RPJM ke-2 (2010-2014) ditujukan untuk lebih memantapkan penataan kembali Indonesia di segala bidang dengan menekankan pada upaya peningkatan kualitas sumber daya manusia termasuk pengembangan kemampuan iptek serta penguatan daya saing perekonomian.
RPJM ke-3 (2015-2019) ditujukan untuk lebih memantapkan pembangunan secara menyeluruh diberbagai bidang dengan menekankan pencapaian daya saing perekonomian berlandaskan keunggulan sumber daya alam dan sumber daya manusia berkualitas serta kemampuan iptek yang terus meningkat.
RPJM ke-4 (2020-2025) ditujukan untuk mewujudkan masyarakat Indonesia yang mandiri, maju, adil, dan makmur melalui percepatan pembangunan di berbagai bidang dengan menekankan terbangunnya struktur perekonomian yang kukuh berlandaskan keunggulan kompetitif di berbagai wilayah yang didukung oleh SDM berkualitas dan berdaya saing.

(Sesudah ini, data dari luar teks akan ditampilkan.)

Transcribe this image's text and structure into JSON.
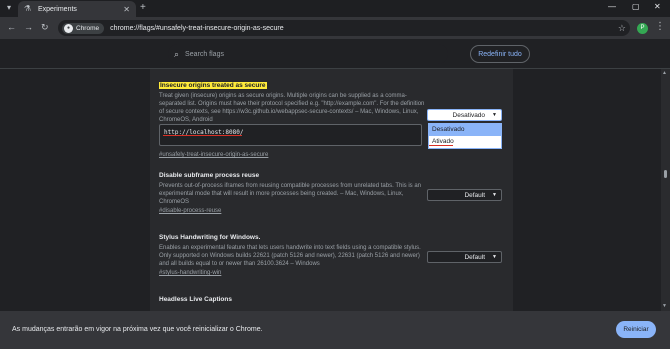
{
  "window": {
    "tab_title": "Experiments",
    "tab_icon": "flask-icon",
    "new_tab": "+",
    "minimize": "—",
    "maximize": "▢",
    "close": "✕"
  },
  "toolbar": {
    "chip_label": "Chrome",
    "url": "chrome://flags/#unsafely-treat-insecure-origin-as-secure",
    "avatar_letter": "P",
    "accent": "#8ab4f8"
  },
  "header": {
    "search_placeholder": "Search flags",
    "reset_all": "Redefinir tudo"
  },
  "flags": [
    {
      "title": "Insecure origins treated as secure",
      "description": "Treat given (insecure) origins as secure origins. Multiple origins can be supplied as a comma-separated list. Origins must have their protocol specified e.g. \"http://example.com\". For the definition of secure contexts, see https://w3c.github.io/webappsec-secure-contexts/ – Mac, Windows, Linux, ChromeOS, Android",
      "textarea_value": "http://localhost:8080/",
      "link": "#unsafely-treat-insecure-origin-as-secure",
      "select_value": "Desativado",
      "options": [
        "Desativado",
        "Ativado"
      ]
    },
    {
      "title": "Disable subframe process reuse",
      "description": "Prevents out-of-process iframes from reusing compatible processes from unrelated tabs. This is an experimental mode that will result in more processes being created. – Mac, Windows, Linux, ChromeOS",
      "link": "#disable-process-reuse",
      "select_value": "Default"
    },
    {
      "title": "Stylus Handwriting for Windows.",
      "description": "Enables an experimental feature that lets users handwrite into text fields using a compatible stylus. Only supported on Windows builds 22621 (patch 5126 and newer), 22631 (patch 5126 and newer) and all builds equal to or newer than 26100.3624 – Windows",
      "link": "#stylus-handwriting-win",
      "select_value": "Default"
    },
    {
      "title": "Headless Live Captions",
      "description": ""
    }
  ],
  "footer": {
    "message": "As mudanças entrarão em vigor na próxima vez que você reinicializar o Chrome.",
    "relaunch": "Reiniciar"
  }
}
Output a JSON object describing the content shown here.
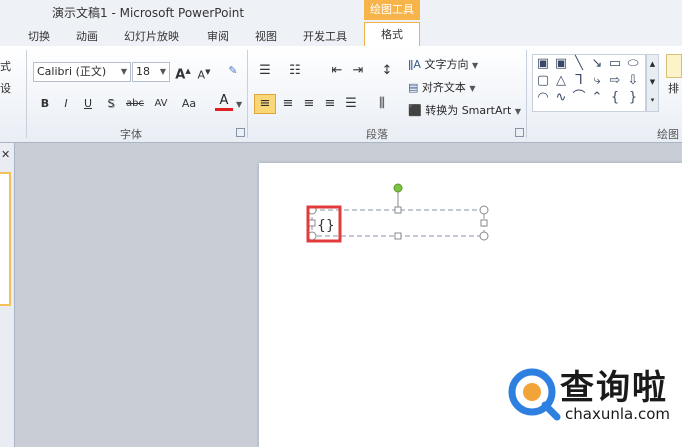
{
  "window": {
    "title": "演示文稿1 - Microsoft PowerPoint",
    "context_group": "绘图工具"
  },
  "tabs": [
    "切换",
    "动画",
    "幻灯片放映",
    "审阅",
    "视图",
    "开发工具"
  ],
  "active_tab": "格式",
  "ribbon": {
    "left_partial": [
      "式",
      "设"
    ],
    "font": {
      "name": "Calibri (正文)",
      "size": "18",
      "group_label": "字体"
    },
    "font_buttons": [
      "B",
      "I",
      "U",
      "S",
      "abc",
      "AV",
      "Aa",
      "A"
    ],
    "paragraph": {
      "group_label": "段落",
      "text_direction": "文字方向",
      "align_text": "对齐文本",
      "convert_smartart": "转换为 SmartArt"
    },
    "drawing": {
      "group_label": "绘图",
      "arrange_partial": "排"
    }
  },
  "icons": {
    "grow": "grow-font-icon",
    "shrink": "shrink-font-icon",
    "clear": "clear-format-icon",
    "bullets": "bullets-icon",
    "numbering": "numbering-icon"
  },
  "watermark": {
    "text_cn": "查询啦",
    "url": "chaxunla.com"
  },
  "colors": {
    "accent": "#f6b44a",
    "font_color": "#e02020",
    "highlight": "#f9d776",
    "selection": "#e23b3b"
  }
}
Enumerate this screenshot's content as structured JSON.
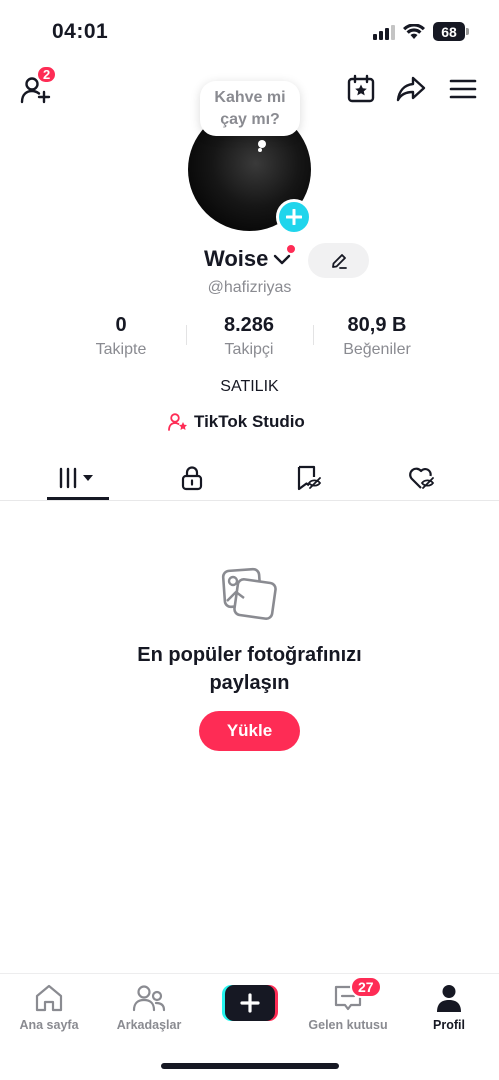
{
  "status_bar": {
    "time": "04:01",
    "battery": "68"
  },
  "header": {
    "add_friends_badge": "2",
    "icons": [
      "add-friend-icon",
      "calendar-star-icon",
      "share-icon",
      "menu-icon"
    ]
  },
  "profile": {
    "note": "Kahve mi çay mı?",
    "display_name": "Woise",
    "handle": "@hafizriyas",
    "stats": [
      {
        "value": "0",
        "label": "Takipte"
      },
      {
        "value": "8.286",
        "label": "Takipçi"
      },
      {
        "value": "80,9 B",
        "label": "Beğeniler"
      }
    ],
    "bio": "SATILIK",
    "studio_link": "TikTok Studio"
  },
  "tabs": [
    "videos-tab",
    "private-tab",
    "reposts-tab",
    "liked-tab"
  ],
  "empty_state": {
    "title_line1": "En popüler fotoğrafınızı",
    "title_line2": "paylaşın",
    "button": "Yükle"
  },
  "bottom_nav": {
    "items": [
      {
        "label": "Ana sayfa"
      },
      {
        "label": "Arkadaşlar"
      },
      {
        "label": "Gelen kutusu",
        "badge": "27"
      },
      {
        "label": "Profil"
      }
    ]
  },
  "colors": {
    "accent": "#fe2c55",
    "cyan": "#20d5ec",
    "text": "#161823",
    "muted": "#8a8b91"
  }
}
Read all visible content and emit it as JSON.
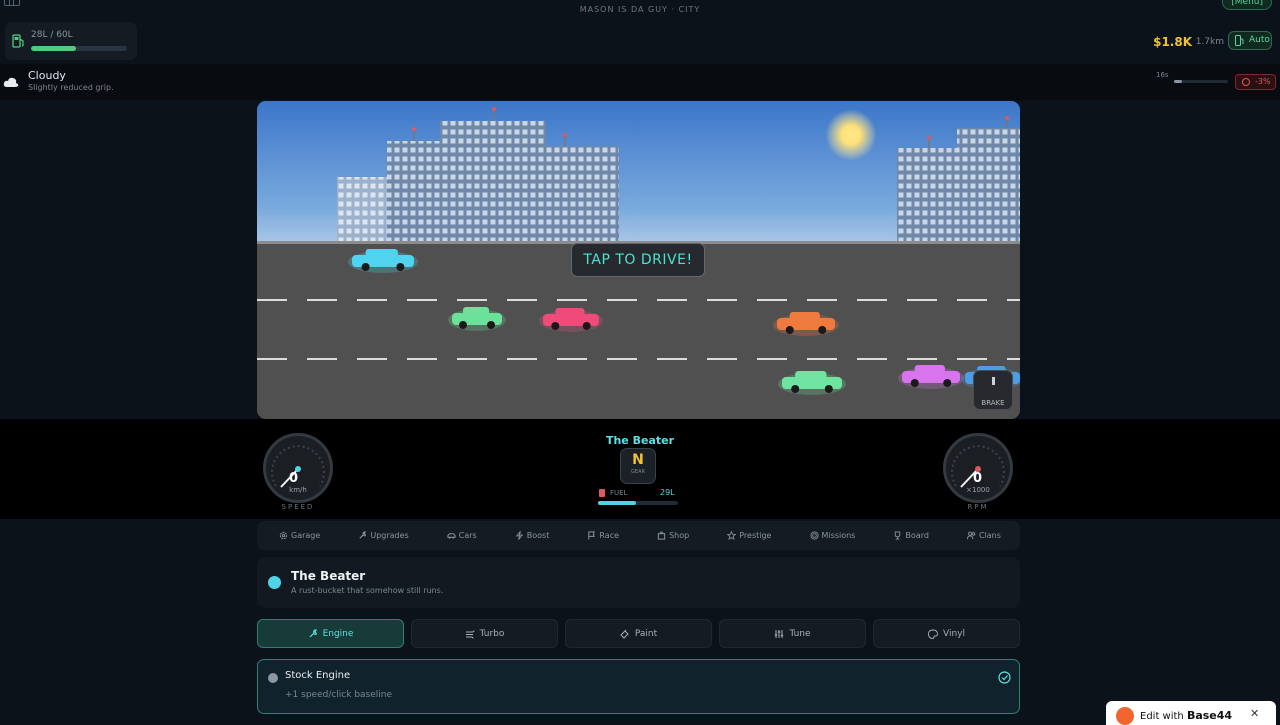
{
  "header": {
    "title": "MASON IS DA GUY · CITY",
    "menu_label": "[Menu]",
    "fuel": {
      "text": "28L / 60L",
      "level": 0.47
    },
    "money": "$1.8K",
    "distance": "1.7km",
    "auto_label": "Auto"
  },
  "weather": {
    "title": "Cloudy",
    "description": "Slightly reduced grip.",
    "timer": "16s",
    "timer_level": 0.15,
    "penalty": "-3%"
  },
  "scene": {
    "prompt": "TAP TO DRIVE!",
    "brake_label": "BRAKE",
    "car_colors": [
      "#4fd3ef",
      "#6be19a",
      "#ee4b7a",
      "#ee7a3d",
      "#6fe4a0",
      "#d874ec",
      "#4d9ce6"
    ]
  },
  "dashboard": {
    "speed": {
      "value": "0",
      "unit": "km/h",
      "label": "SPEED"
    },
    "rpm": {
      "value": "0",
      "unit": "×1000",
      "label": "RPM"
    },
    "car_name": "The Beater",
    "gear": "N",
    "gear_label": "GEAR",
    "fuel_label": "FUEL",
    "fuel_value": "29L",
    "fuel_level": 0.47
  },
  "nav": {
    "items": [
      {
        "label": "Garage",
        "icon": "gear-icon"
      },
      {
        "label": "Upgrades",
        "icon": "wrench-icon"
      },
      {
        "label": "Cars",
        "icon": "car-icon"
      },
      {
        "label": "Boost",
        "icon": "bolt-icon"
      },
      {
        "label": "Race",
        "icon": "flag-icon"
      },
      {
        "label": "Shop",
        "icon": "shop-icon"
      },
      {
        "label": "Prestige",
        "icon": "star-icon"
      },
      {
        "label": "Missions",
        "icon": "target-icon"
      },
      {
        "label": "Board",
        "icon": "trophy-icon"
      },
      {
        "label": "Clans",
        "icon": "users-icon"
      }
    ]
  },
  "car": {
    "name": "The Beater",
    "description": "A rust-bucket that somehow still runs.",
    "color": "#4fd3e6"
  },
  "upgrade_tabs": {
    "engine": "Engine",
    "turbo": "Turbo",
    "paint": "Paint",
    "tune": "Tune",
    "vinyl": "Vinyl"
  },
  "upgrade": {
    "title": "Stock Engine",
    "description": "+1 speed/click baseline"
  },
  "badge": {
    "prefix": "Edit with",
    "brand": "Base44",
    "close": "✕"
  }
}
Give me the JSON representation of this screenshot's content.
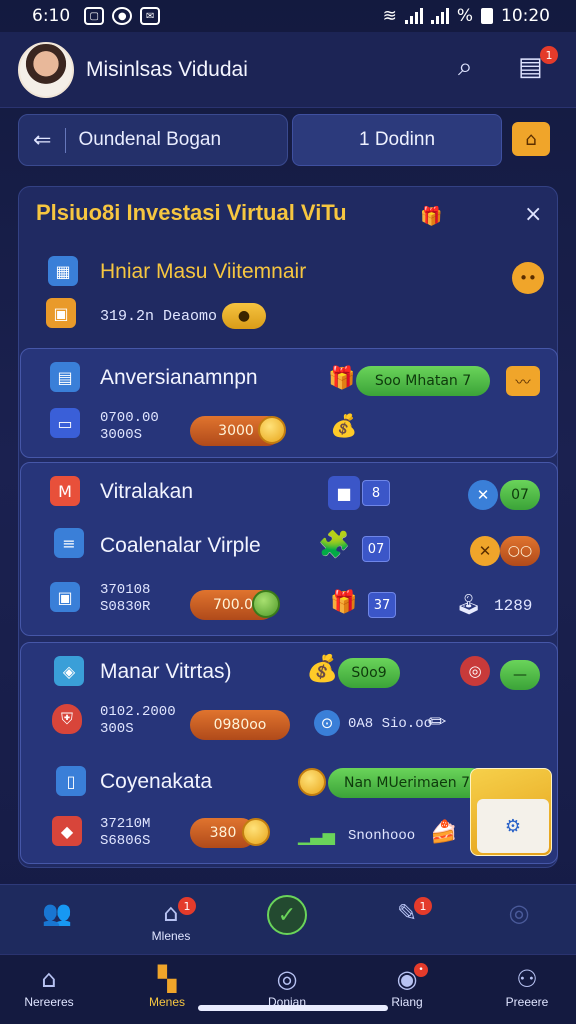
{
  "status": {
    "time_left": "6:10",
    "time_right": "10:20"
  },
  "header": {
    "title": "Misinlsas Vidudai",
    "notif_count": "1"
  },
  "search": {
    "label": "Oundenal Bogan",
    "filter": "1 Dodinn"
  },
  "panel": {
    "title": "Plsiuo8i Investasi Virtual ViTu",
    "close": "×"
  },
  "rows": {
    "r1": {
      "title": "Hniar Masu Viitemnair",
      "amount": "319.2n ",
      "sub": "Deaomo"
    },
    "r2": {
      "title": "Anversianamnpn",
      "line1": "0700.00",
      "line2": "3000S",
      "pill": "3000",
      "action": "Soo Mhatan 7"
    },
    "r3": {
      "title": "Vitralakan",
      "chip": "8",
      "pill_right": "07"
    },
    "r4": {
      "title": "Coalenalar Virple",
      "chip": "07",
      "line1": "370108",
      "line2": "S0830R",
      "pill": "700.0",
      "chip2": "37",
      "value": "1289"
    },
    "r5": {
      "title": "Manar Vitrtas)",
      "line1": "0102.2000",
      "line2": "300S",
      "pill": "0980oo",
      "coinpill": "S0o9",
      "note": "0A8 Sio.oo"
    },
    "r6": {
      "title": "Coyenakata",
      "line1": "37210M",
      "line2": "S6806S",
      "pill": "380",
      "action": "Nan MUerimaen 7",
      "note": "Snonhooo"
    }
  },
  "nav_top": [
    {
      "label": "",
      "icon": "group-icon"
    },
    {
      "label": "Mlenes",
      "icon": "home-icon",
      "badge": "1"
    },
    {
      "label": "",
      "icon": "check-icon"
    },
    {
      "label": "",
      "icon": "edit-icon",
      "badge": "1"
    },
    {
      "label": "",
      "icon": "compass-icon"
    }
  ],
  "nav_bottom": [
    {
      "label": "Nereeres",
      "icon": "home-icon"
    },
    {
      "label": "Menes",
      "icon": "grid-icon"
    },
    {
      "label": "Donian",
      "icon": "compass-icon"
    },
    {
      "label": "Riang",
      "icon": "bell-icon"
    },
    {
      "label": "Preeere",
      "icon": "user-icon"
    }
  ],
  "colors": {
    "accent": "#f6c640",
    "green": "#4fbf42",
    "orange": "#e0742e",
    "panel": "#202a62"
  }
}
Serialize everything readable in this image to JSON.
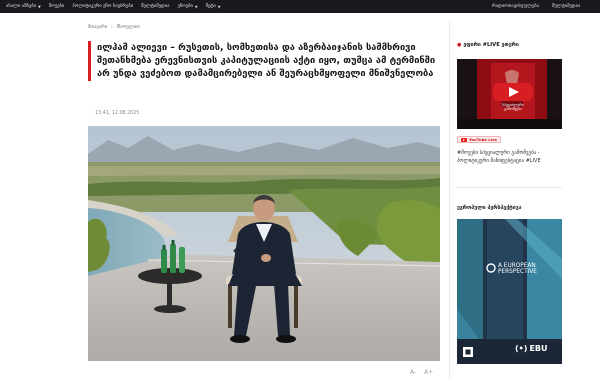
{
  "topnav": {
    "items": [
      {
        "label": "ახალი ამბები",
        "has_caret": true
      },
      {
        "label": "შოუები",
        "has_caret": false
      },
      {
        "label": "პოლიტიკური ეჩო საუბრები",
        "has_caret": false
      },
      {
        "label": "მულტიმედია",
        "has_caret": false
      },
      {
        "label": "ეჩოები",
        "has_caret": true
      },
      {
        "label": "მეტი",
        "has_caret": true
      }
    ],
    "right_items": [
      "რადიოთავისუფლება",
      "მულტიმედია"
    ]
  },
  "breadcrumb": {
    "home": "მთავარი",
    "section": "მსოფლიო"
  },
  "article": {
    "title": "ილჰამ ალიევი – რუსეთის, სომხეთისა და აზერბაიჯანის სამმხრივი შეთანხმება ერევნისთვის კაპიტულაციის აქტი იყო, თუმცა ამ ტერმინში არ უნდა ვეძებოთ დამამცირებელი ან შეურაცხმყოფელი მნიშვნელობა",
    "timestamp": "13:41, 12.08.2025"
  },
  "font_tools": {
    "decrease": "A-",
    "increase": "A+"
  },
  "sidebar": {
    "live_heading": "ეფირი #LIVE ეთერი",
    "live_thumb_title": "სპეციალური გამოშვება",
    "youtube_badge": "YouTube Live",
    "live_caption": "#შოუები სპეციალური გამოშვება - პოლიტიკური მანიფესტაცია #LIVE",
    "euro_heading": "ევროპული პერსპექტივა",
    "euro_logo_text": "A EUROPEAN PERSPECTIVE",
    "euro_ebu": "EBU"
  },
  "colors": {
    "accent": "#d71e22",
    "nav_bg": "#17191c"
  }
}
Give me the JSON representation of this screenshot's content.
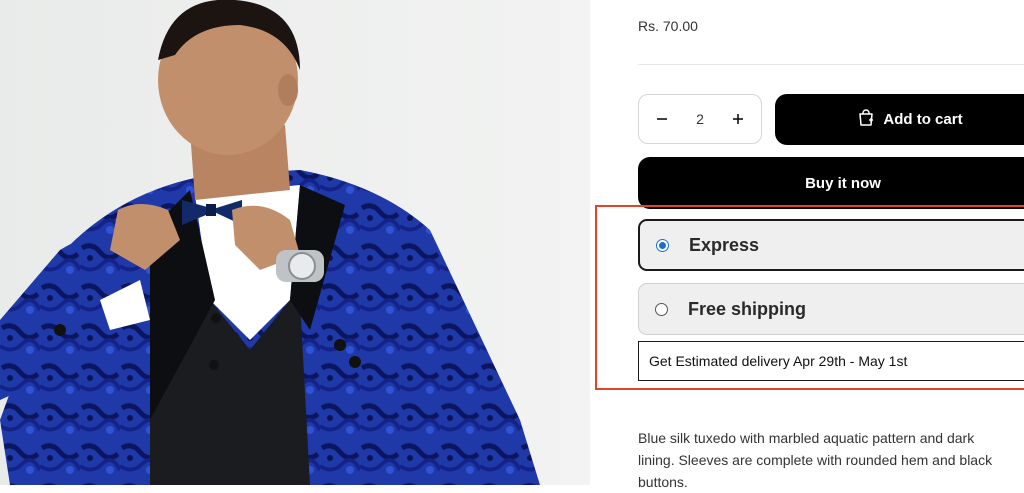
{
  "product": {
    "image_alt": "Man in blue silk tuxedo adjusting bow tie",
    "price": "Rs. 70.00",
    "quantity": "2",
    "add_to_cart_label": "Add to cart",
    "buy_now_label": "Buy it now",
    "description": "Blue silk tuxedo with marbled aquatic pattern and dark lining. Sleeves are complete with rounded hem and black buttons."
  },
  "shipping": {
    "options": [
      {
        "label": "Express",
        "selected": true
      },
      {
        "label": "Free shipping",
        "selected": false
      }
    ],
    "estimate": "Get Estimated delivery Apr 29th - May 1st"
  },
  "icons": {
    "minus": "minus-icon",
    "plus": "plus-icon",
    "cart": "cart-icon",
    "radio_selected": "radio-selected-icon",
    "radio_unselected": "radio-unselected-icon"
  },
  "colors": {
    "primary_button": "#000000",
    "highlight_border": "#e0452c",
    "radio_accent": "#1a6fd1",
    "option_bg": "#efefef"
  }
}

Contoh nyata dari adanya MP3EI adalah kini pembangunan tidak hanya terpusat di pulau jawa, tapi telah tersebar ke berbagai daerah yang menjadi prioritas pembangunan, antara lain:
Koridor Sumatera: Pembangunan Jalur Ganda KA Double Track Medan-Bandara Internasional Kuala Namu senilai Rp878 miliar, pembangunan Jalan Tol Medan-Kualanamu-Tebing Tinggi senilai Rp5,25 triliun, pembangunan PLTP Sarulla 1 330MW senilai Rp17,56 triliun, pembangunan Pabrik Oleochemical senilai Rp2,04 triliun, pengembangan Pelabuhan Container Batu Ampar Batam, revitalisasi pabrik pupuk PUSRI 2B senilai Rp6,24 triliun, pembangunan jaringan transmisi Jawa-Sumatera HVDC senilai Rp25,1 triliun, pembangunan PLTU Sumatera Selatan 8 2x620 MW senilai Rp14,04 triliun, pembangunan PLTU Banjarsari 2x110 MW senilai Rp2,88 triliun, pengembangan pariwisata tanjung lesung senilai Rp73,8 triliun, dan pengembangan Kawasan Ekonomi Khusus Tanjung Api-api senilai Rp12,3 triliun.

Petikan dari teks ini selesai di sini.